Кроме комплаенса, есть другие направления: взыскания, мошеннические операции, андеррайтинг и блок банковских рисков. Каждое из подразделений взаимодействует по своему направлению с нашими основными надзорными органами: Центральным банком и аудиторами.
Какие роли есть в каждой команде?
В каждом подразделении есть руководители, которые рисуют процесс, ставят ТЗ, помогают мне формировать общее видение. В комплаенсе есть аналитики и обязательно разработчики, которые нам помогают. В других подразделениях — специалисты в предметной области. В том числе специалисты по взысканию, которые знают все письма Банка России и следят за их выполнением.
Вы упомянули, что иногда предупреждаете клиента о рисках. Кто с ним связывается: сотрудник из поддержки или аналитик из вашей команды?
В нашем банке есть специальные сотрудники — комплаенс-бизнес-ассистенты. Они понимают предметную область и точечно, конкретно объясняют клиентам, что, зачем и почему. Они не только знают комплаенс, но и умеют общаться: могут поменять настроение собеседников с негативного на позитивное, помочь им, разъяснить.
К вопросу о том, почему мы лучшие. Недавно мы были на совещании, где один банк, не буду его называть, рассказал, что у него тоже появились комплаенс-бизнес-ассистенты, отдельный чат.
Хотел вернуться к метрикам. Вы перечислили те, на которые смотрите регулярно. Как технически устроены эти дашборды, таблицы? Откуда какие данные берутся? Через какие системы потом они визуализируются, чтобы все было читабельно?
Прежде чем ответить, скажу, что есть требования Центрального банка по онлайн-мониторингу. Когда наш клиент заводит в ДБО или в своей мобилке платежку, он не успевает ее подписать, как наша машина за доли секунды пересчитывает все метрики с учетом этой новой платежки. Те сотни показателей, о которых я говорила, рассчитываются моментально.

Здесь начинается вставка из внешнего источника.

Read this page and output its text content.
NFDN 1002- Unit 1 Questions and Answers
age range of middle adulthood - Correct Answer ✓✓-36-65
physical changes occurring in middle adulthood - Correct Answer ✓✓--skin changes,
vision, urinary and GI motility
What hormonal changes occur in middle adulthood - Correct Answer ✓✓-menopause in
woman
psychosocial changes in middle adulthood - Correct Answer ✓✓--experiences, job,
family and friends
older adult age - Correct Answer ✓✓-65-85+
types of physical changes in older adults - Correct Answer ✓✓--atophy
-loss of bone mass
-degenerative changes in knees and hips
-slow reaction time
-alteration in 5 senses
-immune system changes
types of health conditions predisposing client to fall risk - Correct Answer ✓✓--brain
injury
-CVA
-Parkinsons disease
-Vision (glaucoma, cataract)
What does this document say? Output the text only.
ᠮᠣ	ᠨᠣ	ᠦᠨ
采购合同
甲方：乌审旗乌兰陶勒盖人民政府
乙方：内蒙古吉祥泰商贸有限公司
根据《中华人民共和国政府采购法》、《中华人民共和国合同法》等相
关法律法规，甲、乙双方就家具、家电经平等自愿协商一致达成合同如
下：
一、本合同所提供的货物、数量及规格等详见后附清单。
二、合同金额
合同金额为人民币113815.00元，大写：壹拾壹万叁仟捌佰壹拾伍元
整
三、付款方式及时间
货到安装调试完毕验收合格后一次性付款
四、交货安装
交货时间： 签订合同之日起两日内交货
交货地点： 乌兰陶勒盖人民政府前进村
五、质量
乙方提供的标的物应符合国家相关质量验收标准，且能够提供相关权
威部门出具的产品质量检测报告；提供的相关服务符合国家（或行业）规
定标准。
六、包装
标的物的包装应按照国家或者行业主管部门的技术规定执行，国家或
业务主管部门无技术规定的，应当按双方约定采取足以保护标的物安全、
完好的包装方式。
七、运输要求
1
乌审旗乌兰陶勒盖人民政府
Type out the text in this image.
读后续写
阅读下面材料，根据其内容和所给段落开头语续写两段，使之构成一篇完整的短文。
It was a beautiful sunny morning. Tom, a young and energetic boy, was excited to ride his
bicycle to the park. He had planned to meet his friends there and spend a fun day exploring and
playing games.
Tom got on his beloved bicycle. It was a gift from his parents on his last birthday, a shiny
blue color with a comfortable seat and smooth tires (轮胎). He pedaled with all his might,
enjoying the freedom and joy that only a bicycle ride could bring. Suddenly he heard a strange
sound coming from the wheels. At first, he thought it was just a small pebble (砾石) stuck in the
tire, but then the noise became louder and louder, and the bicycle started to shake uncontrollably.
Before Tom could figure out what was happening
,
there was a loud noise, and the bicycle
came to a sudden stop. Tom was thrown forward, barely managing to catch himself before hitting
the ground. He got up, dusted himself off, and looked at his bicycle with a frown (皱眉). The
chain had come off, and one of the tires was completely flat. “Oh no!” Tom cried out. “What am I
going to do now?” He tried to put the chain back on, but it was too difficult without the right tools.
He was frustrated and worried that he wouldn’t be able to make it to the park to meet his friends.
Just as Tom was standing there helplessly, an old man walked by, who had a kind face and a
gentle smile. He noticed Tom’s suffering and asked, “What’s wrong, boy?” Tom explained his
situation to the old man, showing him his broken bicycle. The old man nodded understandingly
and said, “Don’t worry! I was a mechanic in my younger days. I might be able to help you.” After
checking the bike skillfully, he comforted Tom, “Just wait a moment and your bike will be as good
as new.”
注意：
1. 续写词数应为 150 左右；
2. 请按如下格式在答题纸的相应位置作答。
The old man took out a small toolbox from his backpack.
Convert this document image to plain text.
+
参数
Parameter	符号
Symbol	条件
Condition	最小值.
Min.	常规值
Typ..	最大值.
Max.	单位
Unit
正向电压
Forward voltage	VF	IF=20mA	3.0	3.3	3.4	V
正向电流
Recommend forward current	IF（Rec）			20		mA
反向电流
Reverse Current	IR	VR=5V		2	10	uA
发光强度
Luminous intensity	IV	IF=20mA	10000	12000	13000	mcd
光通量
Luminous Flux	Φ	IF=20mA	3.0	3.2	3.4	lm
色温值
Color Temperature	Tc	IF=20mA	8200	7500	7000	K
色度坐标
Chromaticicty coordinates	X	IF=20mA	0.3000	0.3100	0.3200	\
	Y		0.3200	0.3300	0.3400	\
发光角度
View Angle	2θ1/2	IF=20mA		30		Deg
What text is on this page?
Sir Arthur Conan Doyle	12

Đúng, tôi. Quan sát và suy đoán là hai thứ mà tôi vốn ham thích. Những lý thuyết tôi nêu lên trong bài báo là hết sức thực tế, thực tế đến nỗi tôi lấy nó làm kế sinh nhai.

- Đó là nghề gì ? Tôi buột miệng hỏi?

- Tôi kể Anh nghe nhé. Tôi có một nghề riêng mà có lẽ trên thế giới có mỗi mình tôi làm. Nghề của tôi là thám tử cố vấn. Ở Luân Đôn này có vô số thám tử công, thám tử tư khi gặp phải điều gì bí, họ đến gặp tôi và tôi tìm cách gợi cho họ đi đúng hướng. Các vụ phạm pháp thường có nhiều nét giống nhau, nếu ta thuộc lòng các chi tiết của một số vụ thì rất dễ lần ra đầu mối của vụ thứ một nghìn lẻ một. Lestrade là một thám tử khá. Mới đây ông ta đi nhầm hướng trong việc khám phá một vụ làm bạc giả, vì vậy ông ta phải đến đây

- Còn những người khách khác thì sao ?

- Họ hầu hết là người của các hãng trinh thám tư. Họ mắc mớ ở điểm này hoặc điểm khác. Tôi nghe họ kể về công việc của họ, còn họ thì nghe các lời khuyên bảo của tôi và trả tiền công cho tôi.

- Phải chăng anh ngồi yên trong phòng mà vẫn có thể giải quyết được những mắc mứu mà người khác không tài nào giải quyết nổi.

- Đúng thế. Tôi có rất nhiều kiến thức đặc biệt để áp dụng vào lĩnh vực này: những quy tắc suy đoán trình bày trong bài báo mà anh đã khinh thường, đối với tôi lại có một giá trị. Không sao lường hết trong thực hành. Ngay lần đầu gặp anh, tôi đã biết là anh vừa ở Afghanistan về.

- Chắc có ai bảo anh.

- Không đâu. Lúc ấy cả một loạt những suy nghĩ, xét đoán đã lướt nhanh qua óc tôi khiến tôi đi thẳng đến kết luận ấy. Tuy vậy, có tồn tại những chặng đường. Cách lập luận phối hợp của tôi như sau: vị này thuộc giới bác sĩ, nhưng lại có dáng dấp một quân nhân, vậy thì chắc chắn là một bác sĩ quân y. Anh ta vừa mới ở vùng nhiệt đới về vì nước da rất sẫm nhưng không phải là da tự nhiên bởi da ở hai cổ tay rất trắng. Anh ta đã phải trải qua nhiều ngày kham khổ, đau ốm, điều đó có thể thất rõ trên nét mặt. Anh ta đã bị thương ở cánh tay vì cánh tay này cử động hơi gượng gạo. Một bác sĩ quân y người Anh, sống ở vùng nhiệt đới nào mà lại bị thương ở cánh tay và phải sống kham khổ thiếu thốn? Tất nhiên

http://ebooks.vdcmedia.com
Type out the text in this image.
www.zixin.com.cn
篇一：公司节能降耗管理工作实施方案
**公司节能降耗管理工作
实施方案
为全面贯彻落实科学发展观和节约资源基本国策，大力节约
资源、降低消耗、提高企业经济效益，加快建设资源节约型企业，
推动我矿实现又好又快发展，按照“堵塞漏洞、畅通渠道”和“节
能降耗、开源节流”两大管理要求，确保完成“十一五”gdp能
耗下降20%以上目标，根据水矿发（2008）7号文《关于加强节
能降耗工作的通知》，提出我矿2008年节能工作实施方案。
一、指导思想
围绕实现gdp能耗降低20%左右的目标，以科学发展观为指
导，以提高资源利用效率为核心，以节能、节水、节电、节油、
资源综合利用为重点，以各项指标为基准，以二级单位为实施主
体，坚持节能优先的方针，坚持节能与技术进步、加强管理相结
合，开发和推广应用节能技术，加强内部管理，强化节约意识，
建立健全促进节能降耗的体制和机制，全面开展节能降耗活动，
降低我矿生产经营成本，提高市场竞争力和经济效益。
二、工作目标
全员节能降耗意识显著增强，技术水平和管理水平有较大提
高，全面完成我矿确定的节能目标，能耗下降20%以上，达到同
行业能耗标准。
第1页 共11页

Есть такая мера, как предавторизация, когда мы клиенту не даем провести платежку, которую он отправляет в банк. Для нас это уже предел по сомнительным операциям — переступать его мы не хотим. Прежде чем платежка попадет в систему АБС и пройдет дальше, мы ее, можно сказать, блокируем.
А бывает онлайн-контроль, когда платежка проведена и после этого все пересчитывается.
Как мы определяем, какие платежки проводить, а какие нет? Идет подсчет, можем ли мы себе позволить эту платежку, влезет ли банк в 500 миллионов с учетом нашей базы.
Вы сказали, что правление спускает вам цель, вы декомпозируете ее на подцели, назвали ряд метрик. В каком виде вы смотрите на эти метрики? Если это табличка в Excel, как данные в нее попадают и почему вы уверены, что они целостные и доверительные?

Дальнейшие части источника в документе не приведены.